Este é o imperativo micorrízico: uma lógica de distribuição que sustentou a vida terrestre por quatrocentos milhões de anos, e que está em quase perfeita inversão com a lógica dos mercados de capitais contemporâneos.
O Padrão Extrativo
O capital de risco, em sua forma dominante, é uma máquina de dominância apical. Os recursos se concentram no topo do dossel — as entidades de crescimento mais rápido e maior potencial — em detrimento do sub-bosque. Isso não é um acidente de cultura ou caráter. É uma característica estrutural de um sistema projetado para maximizar retornos a um conjunto restrito de partes interessadas em um prazo comprimido.
Os resultados são previsíveis: monoculturas de modelos de negócio, dinâmicas de vencedor único, o desfunding sistemático de empresas de crescimento lento, profundamente enraizadas e localmente adaptadas que formam a verdadeira base da resiliência econômica.
O Contra-Modelo Micorrízico
Como seria um sistema financeiro projetado em princípios micorrízicos?
Primeiro, ele reconheceria que a saúde do ecossistema é o pré-requisito para a saúde da entidade. Uma empresa operando em uma comunidade degradada, sobre uma força de trabalho exausta, dentro de um clima desestabilizado, não é um ativo de alto desempenho. É uma contagem regressiva.
Segundo, distribuiria recursos com base na necessidade e função sistêmica, em vez de crescimento explosivo demonstrado. As árvores grandes subsidiam as mudas. Não por caridade — por auto-interesse ecológico. Uma floresta sem regeneração é uma floresta em declínio terminal.
Terceiro, operaria em horizontes de tempo mais longos. Os fungos não otimizam para retornos trimestrais. A rede micorrízica sob uma floresta de sequoias da Califórnia pode ter milhares de anos. Capital que não pode pensar em décadas não pode administrar sistemas que operam em séculos.

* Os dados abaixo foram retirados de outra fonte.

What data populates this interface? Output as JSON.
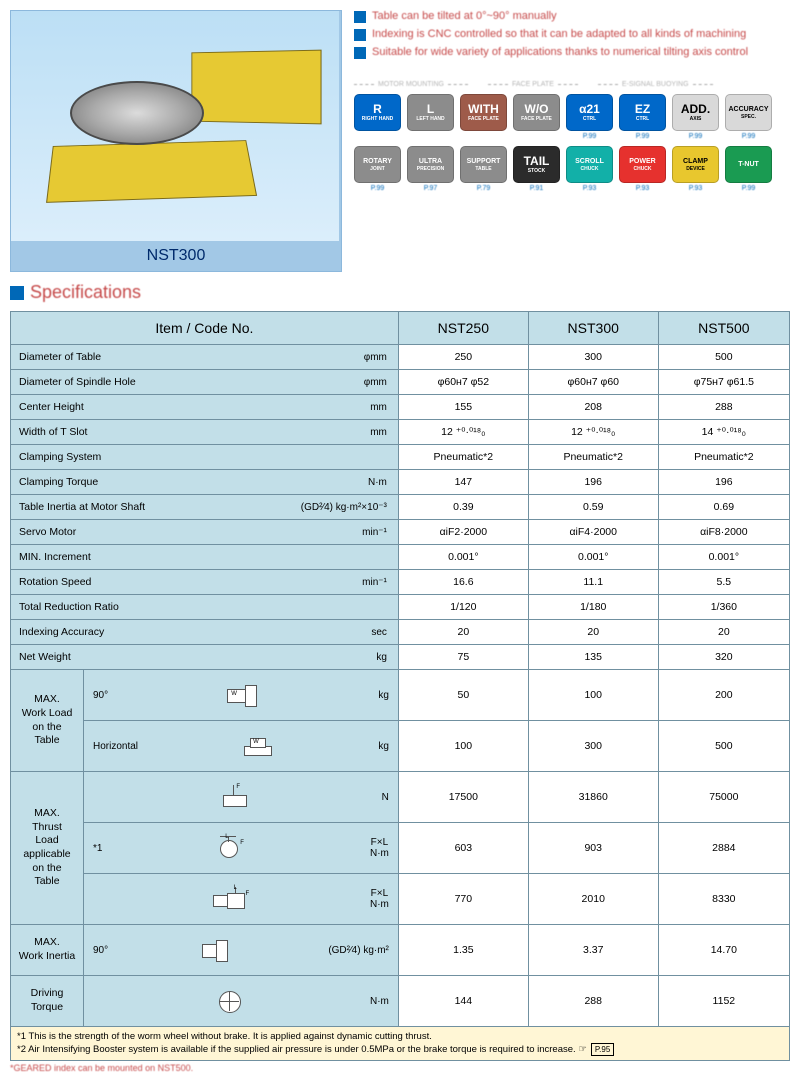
{
  "product_label": "NST300",
  "bullets": [
    "Table can be tilted at 0°~90° manually",
    "Indexing is CNC controlled so that it can be adapted to all kinds of machining",
    "Suitable for wide variety of applications thanks to numerical tilting axis control"
  ],
  "badge_groups": [
    "MOTOR MOUNTING",
    "FACE PLATE",
    "E-SIGNAL BUOYING",
    ""
  ],
  "badges_row1": [
    {
      "big": "R",
      "small": "RIGHT HAND",
      "bg": "#0068c9",
      "sub": ""
    },
    {
      "big": "L",
      "small": "LEFT HAND",
      "bg": "#8c8c8c",
      "sub": ""
    },
    {
      "big": "WITH",
      "small": "FACE PLATE",
      "bg": "#9e5b4a",
      "sub": ""
    },
    {
      "big": "W/O",
      "small": "FACE PLATE",
      "bg": "#8c8c8c",
      "sub": ""
    },
    {
      "big": "α21",
      "small": "CTRL",
      "bg": "#0068c9",
      "sub": "P.99"
    },
    {
      "big": "EZ",
      "small": "CTRL",
      "bg": "#0068c9",
      "sub": "P.99"
    },
    {
      "big": "ADD.",
      "small": "AXIS",
      "bg": "#d9d9d9",
      "fg": "#000",
      "sub": "P.99"
    },
    {
      "big": "ACCURACY",
      "small": "SPEC.",
      "bg": "#d9d9d9",
      "fg": "#000",
      "sub": "P.99"
    }
  ],
  "badges_row2": [
    {
      "big": "ROTARY",
      "small": "JOINT",
      "bg": "#8c8c8c",
      "sub": "P.99"
    },
    {
      "big": "ULTRA",
      "small": "PRECISION",
      "bg": "#8c8c8c",
      "sub": "P.97"
    },
    {
      "big": "SUPPORT",
      "small": "TABLE",
      "bg": "#8c8c8c",
      "sub": "P.79"
    },
    {
      "big": "TAIL",
      "small": "STOCK",
      "bg": "#2b2b2b",
      "sub": "P.91"
    },
    {
      "big": "SCROLL",
      "small": "CHUCK",
      "bg": "#12b0a8",
      "sub": "P.93"
    },
    {
      "big": "POWER",
      "small": "CHUCK",
      "bg": "#e6312e",
      "sub": "P.93"
    },
    {
      "big": "CLAMP",
      "small": "DEVICE",
      "bg": "#e8c72e",
      "fg": "#000",
      "sub": "P.93"
    },
    {
      "big": "T-NUT",
      "small": "",
      "bg": "#1a9b52",
      "sub": "P.99"
    }
  ],
  "sec_title": "Specifications",
  "columns": [
    "Item / Code No.",
    "NST250",
    "NST300",
    "NST500"
  ],
  "rows": [
    {
      "label": "Diameter of Table",
      "unit": "φmm",
      "v": [
        "250",
        "300",
        "500"
      ]
    },
    {
      "label": "Diameter of Spindle Hole",
      "unit": "φmm",
      "v": [
        "φ60ʜ7  φ52",
        "φ60ʜ7  φ60",
        "φ75ʜ7  φ61.5"
      ]
    },
    {
      "label": "Center Height",
      "unit": "mm",
      "v": [
        "155",
        "208",
        "288"
      ]
    },
    {
      "label": "Width of T Slot",
      "unit": "mm",
      "v": [
        "12 ⁺⁰·⁰¹⁸₀",
        "12 ⁺⁰·⁰¹⁸₀",
        "14 ⁺⁰·⁰¹⁸₀"
      ]
    },
    {
      "label": "Clamping System",
      "unit": "",
      "v": [
        "Pneumatic*2",
        "Pneumatic*2",
        "Pneumatic*2"
      ]
    },
    {
      "label": "Clamping Torque",
      "unit": "N·m",
      "v": [
        "147",
        "196",
        "196"
      ]
    },
    {
      "label": "Table Inertia at Motor Shaft",
      "unit": "(GD²⁄4) kg·m²×10⁻³",
      "v": [
        "0.39",
        "0.59",
        "0.69"
      ]
    },
    {
      "label": "Servo Motor",
      "unit": "min⁻¹",
      "v": [
        "αiF2·2000",
        "αiF4·2000",
        "αiF8·2000"
      ]
    },
    {
      "label": "MIN. Increment",
      "unit": "",
      "v": [
        "0.001°",
        "0.001°",
        "0.001°"
      ]
    },
    {
      "label": "Rotation Speed",
      "unit": "min⁻¹",
      "v": [
        "16.6",
        "11.1",
        "5.5"
      ]
    },
    {
      "label": "Total Reduction Ratio",
      "unit": "",
      "v": [
        "1/120",
        "1/180",
        "1/360"
      ]
    },
    {
      "label": "Indexing Accuracy",
      "unit": "sec",
      "v": [
        "20",
        "20",
        "20"
      ]
    },
    {
      "label": "Net Weight",
      "unit": "kg",
      "v": [
        "75",
        "135",
        "320"
      ]
    }
  ],
  "workload": {
    "group": "MAX.\nWork Load\non the\nTable",
    "rows": [
      {
        "sub": "90°",
        "unit": "kg",
        "v": [
          "50",
          "100",
          "200"
        ]
      },
      {
        "sub": "Horizontal",
        "unit": "kg",
        "v": [
          "100",
          "300",
          "500"
        ]
      }
    ]
  },
  "thrust": {
    "group": "MAX.\nThrust\nLoad\napplicable\non the\nTable",
    "rows": [
      {
        "sub": "",
        "unit": "N",
        "v": [
          "17500",
          "31860",
          "75000"
        ]
      },
      {
        "sub": "*1",
        "unit": "F×L\nN·m",
        "v": [
          "603",
          "903",
          "2884"
        ]
      },
      {
        "sub": "",
        "unit": "F×L\nN·m",
        "v": [
          "770",
          "2010",
          "8330"
        ]
      }
    ]
  },
  "inertia": {
    "group": "MAX.\nWork Inertia",
    "sub": "90°",
    "unit": "(GD²⁄4) kg·m²",
    "v": [
      "1.35",
      "3.37",
      "14.70"
    ]
  },
  "driving": {
    "group": "Driving\nTorque",
    "unit": "N·m",
    "v": [
      "144",
      "288",
      "1152"
    ]
  },
  "notes": [
    "*1 This is the strength of the worm wheel without brake. It is applied against dynamic cutting thrust.",
    "*2 Air Intensifying Booster system is available if the supplied air pressure is under 0.5MPa or the brake torque is required to increase."
  ],
  "note2_ref": "P.95",
  "bottom_illegible": "*GEARED index can be mounted on NST500.",
  "colors": {
    "header_bg": "#c2dfe8",
    "border": "#7090a0",
    "accent": "#0068b7",
    "blur_red": "#c64a4a",
    "note_bg": "#fff6d5"
  }
}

Instrumentos para uma Nova Ecologia
Estamos começando a ver experimentos iniciais neste espaço: financiamento baseado em receita, estruturas de capital misto, fundos de capital paciente, veículos de investimento comunitário. Estes ainda não são um sistema — são hifas isoladas, buscando conexão.
O desafio de design de nossa geração é tecer esses fios em uma rede: uma infraestrutura de alocação de capital que distribua recursos por todo o ecossistema econômico com a inteligência e cuidado de uma teia micorrízica madura.